Dominating the charts

On March 16th, 1964, the single Can't Buy Me Love b/w You Can't Do That, the first real new material from the Beatles since I Want to Hold Your Hand, was issued in America by Capitol Records, four days ahead of its release in the UK.  In the span of only a few months, the fans in the much-larger US market were already getting preferential treatment.

At that time Capitol's I Want to Hold Your Hand was about to be replaced in the number one spot on the charts by Swan's She Loves You which, in turn, would be replaced by this newest single.  A few weeks later, on April 4th, these records, combined with Vee-Jay's Please Please Me and Twist and Shout on the Tollie label, aligned perfectly to take the top five spots on the Billboard Hot 100 chart as pictured above.

As incredible as this feat is, it gets even better.  Not only did the Beatles occupy the top five spots, they had seven more songs in the Hot 100 that same week, as follows:

31. I Saw Her Standing There
41. From Me to You
46. Do You Want to Know a Secret
58. All My Loving
65. You Can't Do That
68. Roll Over Beethoven
79. Thank You Girl

Note that four B-sides make the list, as well as one A-side released after Can't Buy Me Love (I will cover it in my next entry) and two imports.  All My Loving b/w This Boy and Roll Over Beethoven b/w Please Mister Postman were singles released by Capitol of Canada which actually received enough airplay, listener requests and sales to make the chart in the US.   (In the oddity department, number forty-two was a song entitled We Love You Beatles by the Carefrees and number eighty-five was A Letter to the Beatles by the Four Preps.)

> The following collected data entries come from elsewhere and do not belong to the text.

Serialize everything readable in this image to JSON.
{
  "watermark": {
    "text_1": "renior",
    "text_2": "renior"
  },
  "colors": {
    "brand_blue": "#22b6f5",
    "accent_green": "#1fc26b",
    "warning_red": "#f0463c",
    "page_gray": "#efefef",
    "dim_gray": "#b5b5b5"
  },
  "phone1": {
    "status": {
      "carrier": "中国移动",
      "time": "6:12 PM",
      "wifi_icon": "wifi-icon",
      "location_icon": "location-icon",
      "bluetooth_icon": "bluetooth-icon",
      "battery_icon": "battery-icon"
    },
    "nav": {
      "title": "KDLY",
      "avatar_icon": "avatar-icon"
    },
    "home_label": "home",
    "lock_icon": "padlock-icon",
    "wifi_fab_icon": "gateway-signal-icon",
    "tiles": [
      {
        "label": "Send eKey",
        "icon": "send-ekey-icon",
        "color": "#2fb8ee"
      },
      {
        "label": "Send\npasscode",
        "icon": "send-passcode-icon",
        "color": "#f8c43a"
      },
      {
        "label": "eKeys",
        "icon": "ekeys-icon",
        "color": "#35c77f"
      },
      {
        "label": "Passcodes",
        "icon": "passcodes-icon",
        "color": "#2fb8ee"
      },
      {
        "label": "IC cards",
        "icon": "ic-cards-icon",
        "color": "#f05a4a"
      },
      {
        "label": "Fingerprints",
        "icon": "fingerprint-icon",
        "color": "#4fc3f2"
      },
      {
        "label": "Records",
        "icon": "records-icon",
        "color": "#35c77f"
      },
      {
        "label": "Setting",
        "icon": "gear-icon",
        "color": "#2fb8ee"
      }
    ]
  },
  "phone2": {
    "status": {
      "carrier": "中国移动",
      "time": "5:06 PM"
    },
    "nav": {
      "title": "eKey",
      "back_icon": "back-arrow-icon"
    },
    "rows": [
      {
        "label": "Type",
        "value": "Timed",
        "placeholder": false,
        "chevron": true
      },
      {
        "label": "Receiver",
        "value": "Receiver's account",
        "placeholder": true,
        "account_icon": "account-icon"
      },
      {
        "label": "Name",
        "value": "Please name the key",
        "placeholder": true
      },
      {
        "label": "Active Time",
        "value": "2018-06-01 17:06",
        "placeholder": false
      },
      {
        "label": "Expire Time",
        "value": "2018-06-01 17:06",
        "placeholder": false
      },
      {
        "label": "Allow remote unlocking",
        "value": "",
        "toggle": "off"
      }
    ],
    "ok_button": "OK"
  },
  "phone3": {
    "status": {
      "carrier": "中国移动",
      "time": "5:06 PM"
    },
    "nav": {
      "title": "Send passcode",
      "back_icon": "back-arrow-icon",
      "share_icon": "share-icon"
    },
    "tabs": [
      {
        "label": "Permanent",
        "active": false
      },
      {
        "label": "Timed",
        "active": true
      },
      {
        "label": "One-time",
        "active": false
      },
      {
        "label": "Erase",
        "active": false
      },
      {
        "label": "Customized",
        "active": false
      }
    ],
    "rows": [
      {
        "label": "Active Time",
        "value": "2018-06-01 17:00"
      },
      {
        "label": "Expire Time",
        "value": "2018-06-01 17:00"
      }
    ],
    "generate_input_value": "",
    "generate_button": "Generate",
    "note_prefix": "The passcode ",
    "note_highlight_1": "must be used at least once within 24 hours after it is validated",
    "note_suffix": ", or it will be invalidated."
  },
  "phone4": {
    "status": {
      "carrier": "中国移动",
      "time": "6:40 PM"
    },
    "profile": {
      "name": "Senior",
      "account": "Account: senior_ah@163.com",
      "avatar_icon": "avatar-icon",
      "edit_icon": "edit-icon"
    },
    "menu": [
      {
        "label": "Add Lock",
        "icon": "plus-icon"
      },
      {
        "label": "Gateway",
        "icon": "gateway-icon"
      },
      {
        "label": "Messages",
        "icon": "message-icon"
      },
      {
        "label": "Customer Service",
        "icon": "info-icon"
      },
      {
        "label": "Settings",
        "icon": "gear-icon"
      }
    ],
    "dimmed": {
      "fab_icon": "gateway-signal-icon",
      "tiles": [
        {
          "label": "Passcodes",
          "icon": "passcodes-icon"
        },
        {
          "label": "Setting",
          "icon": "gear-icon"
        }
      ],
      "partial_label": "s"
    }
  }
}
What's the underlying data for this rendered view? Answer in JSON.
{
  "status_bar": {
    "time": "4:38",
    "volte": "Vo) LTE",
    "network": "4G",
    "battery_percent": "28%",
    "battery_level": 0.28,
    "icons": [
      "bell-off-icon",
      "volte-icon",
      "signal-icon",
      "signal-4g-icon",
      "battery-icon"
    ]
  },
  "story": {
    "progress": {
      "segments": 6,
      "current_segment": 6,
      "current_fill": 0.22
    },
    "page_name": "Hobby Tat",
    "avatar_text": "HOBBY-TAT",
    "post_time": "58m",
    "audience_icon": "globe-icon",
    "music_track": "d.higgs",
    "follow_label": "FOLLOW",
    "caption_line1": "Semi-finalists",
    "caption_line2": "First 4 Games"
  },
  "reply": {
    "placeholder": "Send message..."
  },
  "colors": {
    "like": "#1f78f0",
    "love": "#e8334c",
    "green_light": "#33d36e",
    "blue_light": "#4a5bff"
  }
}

And, of course, the top two albums that week were Meet the Beatles! and Introducing...the Beatles.

A week later, the Beatles actually added two songs (There's a Place and Love Me Do - the latter being another Capitol of Canada import at this point), giving them a total of fourteen of the Hot 100, in addition to the top two albums.  The major difference this week was that they merely held three of the top five spots.

Naturally, this would not have been possible without the large backlog of material from 1963 and the multiple releases on various labels all coinciding at just the right time, but there is no question that it remains a remarkable achievement.